É como se Platão retratasse Sócrates como uma personagem que, igual em um texto de ficção, possui uma certa reputação e história pessoal a qual a narrativa vai revelando aos leitores, gradativamente. Já nesse momento do diálogo temos todas as características que aliam Platão às artes dramáticas - não somente à filosofia. Essa é a 1ª coisa a se manter em mente - ela não é uma intepretação nova, nem é tão difícil se chegar a ela: milhares de leitores, desde a Antiguidade, já registraram a curiosa constatação de que Platão está escrevendo algo semelhante a um texto dramático onde mais para a frente, no livro 3, se defenderá a censura das artes dramáticas. Adianto aqui que, se o herói do tipo de teatro sendo feito em sua época era dramático, geralmente um homem violento que age à revelia da razão, movido pela força das circunstâncias trágicas e dos desmandos dos deuses, seu herói é filosófico - é o velho Sócrates, acotovelando-se no fim do festival tentando voltar para casa, mas sendo impedido por jovens insubordinados à governança da razão. O diálogo platônico seria uma proposta vanguardista que visa suplantar a tragédia.

Sócrates não só não consegue chegar a sua casa em Atenas, como é forçado a acompanhar os camaradas à casa do pai de Polemarco. Oferecem um banquete a ele, mas ele nem tem tempo de comer nada; logo vem outro e o arrasta pelo braço para ver uma corrida realizada nas proximidades - como é de se esperar, ninguém vai conseguir assistir a tal corrido por conta de uma nova complicação (ver 354a-354c). O contexto é um do mais completo desacordo. Mas mesmo assim, entre um evento e outro, Sócrates guia a conversa ao tema: o que é a justiça? E aquele, na passagem para um livro 2, se transforma em um dos debates que inauguram a filosofia política na tradição Ocidental.
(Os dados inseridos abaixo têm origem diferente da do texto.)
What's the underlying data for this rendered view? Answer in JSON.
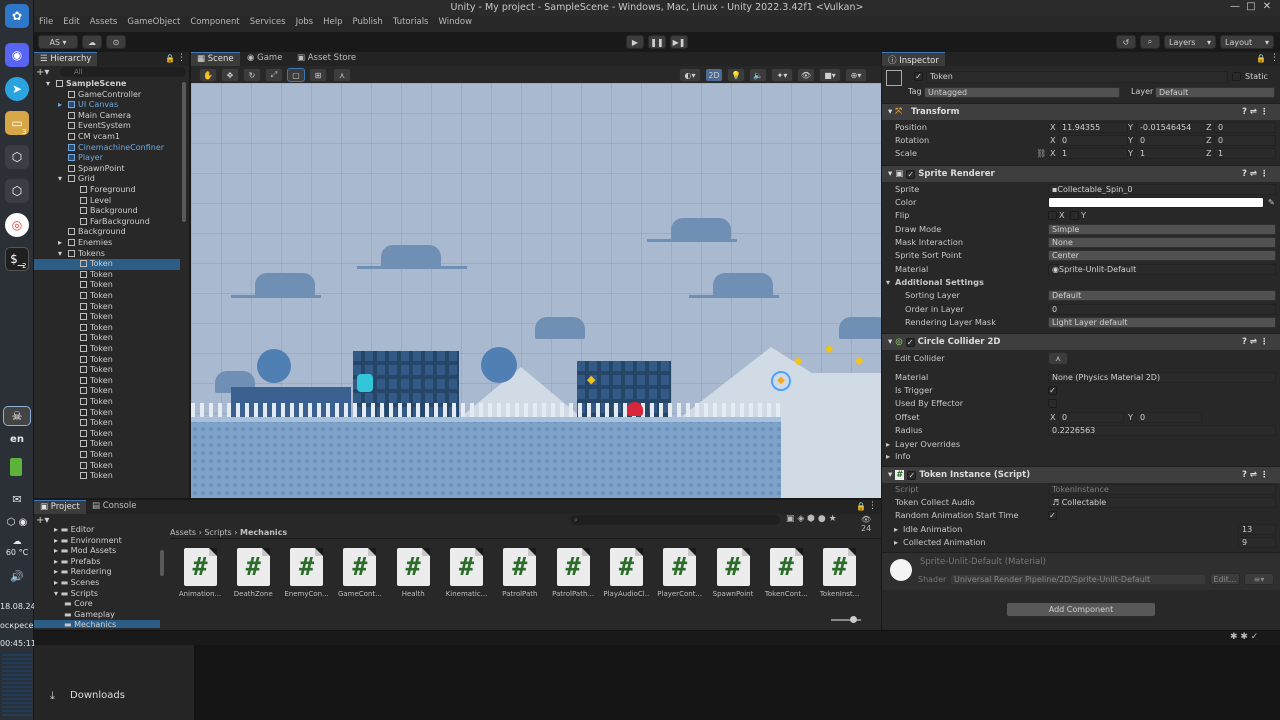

Lembre-se: tudo começou no cenário de ecletismo em que o velho Sócrates só queria ir para casa, para a segurança da Atenas racional e ordenada, mas não lhe dão sequer a chance de impor sua vontade sobre a vontade dos outros. Para acompanhar o passo a passo do argumento filosófico, mesmo, você pode ler o diálogo - não é nada tão complicado em termos de linguagem. Mas agora me volto aos detalhes propriamente narrativos desse pequeno trecho de umas 20 páginas em edições modernas: como o uso de cenários e figuras históricas no diálogo amplifica os sentidos do texto. Como o que Platão está fazendo é parte das artes narrativas.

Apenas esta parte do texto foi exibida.